Карусель для двоих, или Рыжая-не-бесстыжая
Шрифт:
– Ксюша – твой ангел, – говорила мама.
– А Ленка – бес, что ли, – усмехался над ней, нет, над ними всеми, отец.
«А вместе мы три товарища», – улыбнулась Лиля, с замиранием сердца отсчитывая этажи. Семь, шесть, пять…
Лифт заскрежетал, дёрнулся и остановился. Не доехал до четвёртого этажа. Лилька бросилась нажимать на все кнопки подряд, в том числе и на вызов диспетчера. Забыла в панике, что она сто лет не работала, а на доске объявлений (вместо зеркала) висело объявление с номером ремонтной службы.

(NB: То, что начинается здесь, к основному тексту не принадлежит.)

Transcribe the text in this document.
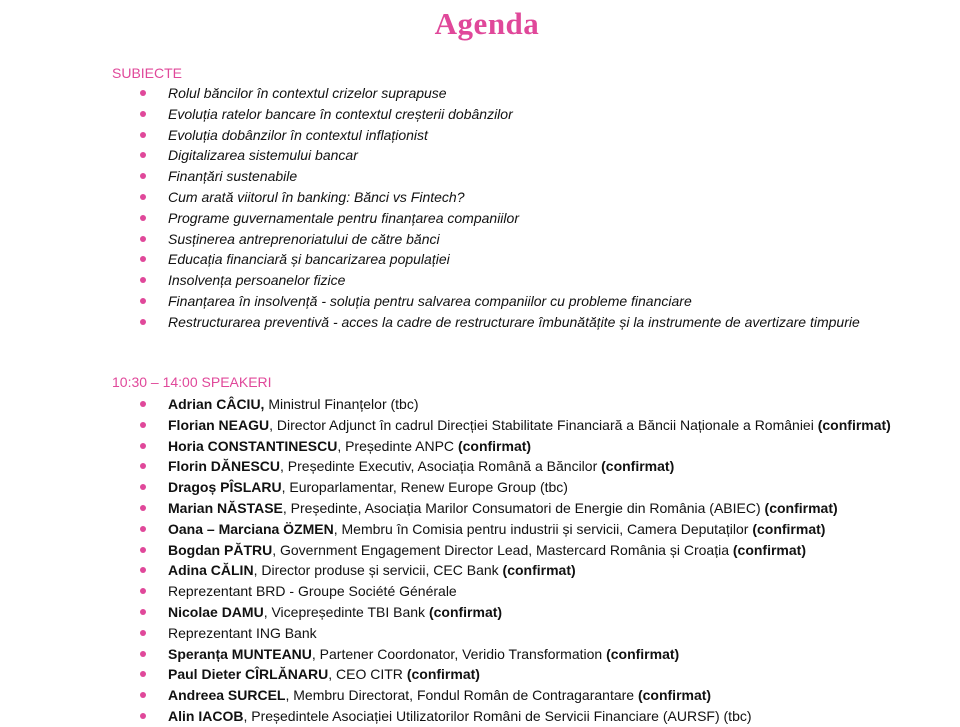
Agenda
SUBIECTE
Rolul băncilor în contextul crizelor suprapuse
Evoluția ratelor bancare în contextul creșterii dobânzilor
Evoluția dobânzilor în contextul inflaționist
Digitalizarea sistemului bancar
Finanțări sustenabile
Cum arată viitorul în banking: Bănci vs Fintech?
Programe guvernamentale pentru finanțarea companiilor
Susținerea antreprenoriatului de către bănci
Educația financiară și bancarizarea populației
Insolvența persoanelor fizice
Finanțarea în insolvență - soluția pentru salvarea companiilor cu probleme financiare
Restructurarea preventivă - acces la cadre de restructurare îmbunătățite și la instrumente de avertizare timpurie
10:30 – 14:00 SPEAKERI
Adrian CÂCIU, Ministrul Finanțelor (tbc)
Florian NEAGU, Director Adjunct în cadrul Direcției Stabilitate Financiară a Băncii Naționale a României (confirmat)
Horia CONSTANTINESCU, Președinte ANPC (confirmat)
Florin DĂNESCU, Președinte Executiv, Asociația Română a Băncilor (confirmat)
Dragoș PÎSLARU, Europarlamentar, Renew Europe Group (tbc)
Marian NĂSTASE, Președinte, Asociația Marilor Consumatori de Energie din România (ABIEC) (confirmat)
Oana – Marciana ÖZMEN, Membru în Comisia pentru industrii și servicii, Camera Deputaților (confirmat)
Bogdan PĂTRU, Government Engagement Director Lead, Mastercard România și Croația (confirmat)
Adina CĂLIN, Director produse și servicii, CEC Bank (confirmat)
Reprezentant BRD - Groupe Société Générale
Nicolae DAMU, Vicepreședinte TBI Bank (confirmat)
Reprezentant ING Bank
Speranța MUNTEANU, Partener Coordonator, Veridio Transformation (confirmat)
Paul Dieter CÎRLĂNARU, CEO CITR (confirmat)
Andreea SURCEL, Membru Directorat, Fondul Român de Contragarantare (confirmat)
Alin IACOB, Președintele Asociației Utilizatorilor Români de Servicii Financiare (AURSF) (tbc)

– Да бли-и-ин! – у Лили устали уже руки стучать по двери, голос кричать. Телефон диспетчера (он тоже обнаружился, к счастью), как и телефон бригадира, то был занят, то вызов срывался, то просто никто не брал трубку.
Такси пришлось отпустить. До отправления поезда оставалось полчаса. Лиля на него не успевала, даже если полетела бы на метле. А она от неё не отказалась бы, простигосподи, в данную минуту. Или от ещё какой-нибудь фантастической штуки, вроде телепортации.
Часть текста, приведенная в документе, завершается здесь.